Seddon then took the AusCERT2021 audience— online and at the Star Hotel on Queensland’s Gold Coast—through the history of buildin, worker health and safety and motor vehicle standards: the latter not always welcomed by customers.
“In the 1950s the Ford Motor company made available an upgrade called the Lifeguard Package. It included lap belts in the front seat, a padded dashboard and safety glass. It didn’t sell well, customers didn’t demand it.”
SENDING THE WRONG SAFETY MESSAGE
And manufacturers worried that any promotion of safety might backfire. “The car manufacturers were scared. They were fearful that, if they offered a safety upgrade, their customers might think their cars were unsafe when compared to competitors’ vehicles when those competitors weren’t offering a safety upgrade.”
That started to change in the 1970s when independent crash testing enabled customers to understand the safety features and flaws of different models.
“That safety rating has evolved. We all know it now as the NCAP five star safety rating that consumers can now use to compare apples with apples,” he said. “They are looking at a simple metric, and are able to pick a safer car over on less safe car. Insurance companies have also been able to incentivise customers to buy safer vehicles by reducing the premiums for those that have a five star safety rating.”
In the case of building safety, regulatory intervention is centuries old. “The Great Fire of London resulted in building and urban planning standards that didn’t exist before,” Seddon said. “Similar catastrophic events, in those days often fires, in other countries evolved into building standards.”
In the case of worker health and safety, regulation has been effective in reducing death and injury. “New Zealand’s Health and Safety at Work Act was introduced in 2015 …. As it came into effect the number of fatalities dropped to about 50 to 70 percent of what they been in previous years. … One of the reasons is that boards of directors and CEOs are personally liable, which has resulted in health and safety featuring on the agenda of every board meeting.”
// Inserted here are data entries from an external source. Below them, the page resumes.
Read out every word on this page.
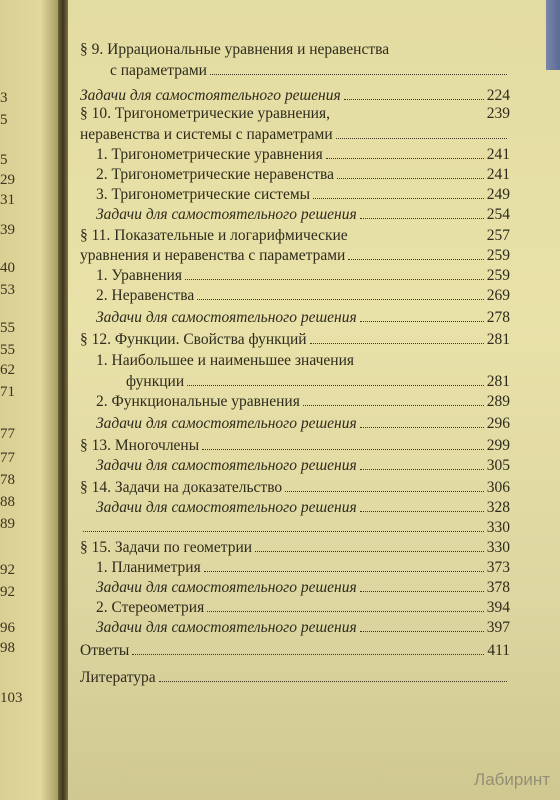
3
5
5
29
31
39
40
53
55
55
62
71
77
77
78
88
89
92
92
96
98
103
§ 9. Иррациональные уравнения и неравенства
с параметрами
Задачи для самостоятельного решения	224
§ 10. Тригонометрические уравнения,	239
неравенства и системы с параметрами
1. Тригонометрические уравнения	241
2. Тригонометрические неравенства	241
3. Тригонометрические системы	249
Задачи для самостоятельного решения	254
§ 11. Показательные и логарифмические	257
уравнения и неравенства с параметрами	259
1. Уравнения	259
2. Неравенства	269
Задачи для самостоятельного решения	278
§ 12. Функции. Свойства функций	281
1. Наибольшее и наименьшее значения
функции	281
2. Функциональные уравнения	289
Задачи для самостоятельного решения	296
§ 13. Многочлены	299
Задачи для самостоятельного решения	305
§ 14. Задачи на доказательство	306
Задачи для самостоятельного решения	328
330
§ 15. Задачи по геометрии	330
1. Планиметрия	373
Задачи для самостоятельного решения	378
2. Стереометрия	394
Задачи для самостоятельного решения	397
Ответы	411
Литература
Лабиринт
THE HUMAN FACTOR STAYS THE SAME
Safety in all these industries might seem to have little in common with cyber safety, but Seddon said there were some things in common. “One of those is people; why they do what they do, or don’t do what they should. Every industry may be unique, but people generally act the same. Those within that industry may understand the problem and how to fix it, but without understanding the issues, those outside the industry don’t know what controls are for until it affects them personally.
“So people are resistant to change until they understand the benefits. Being more transparent about safety controls will allow the consumer of a product or service to make a more informed choice. And as people see companies valuing their data and privacy, they are increasingly turning this into a competitive advantage.”
ANTICIPATING A CYBERSECURITY CATASTROPHE
A more important lesson from these industries, Ross suggested, was that “We’ve seen that terrible events have been the catalyst for governments and regulatory bodies becoming involved. We believe, on the infosec side, we’re on that pathway now.
“A common theme across all of those industries was that they did well when there were global standards that could be deployed at a local level. We can take really good local standards and take them out to a global level. We need to do it at speed. And our legislation and regulation needs to keep up because we’ve done five years of digitisation and transformation in the last nine months.
“We’re heading down the track of a pandemic or epidemic level, of cyber incidents. And we’re hoping this conversation has created some new thinking and provoked a conversation around some of the lessons and ideas we can bring in.”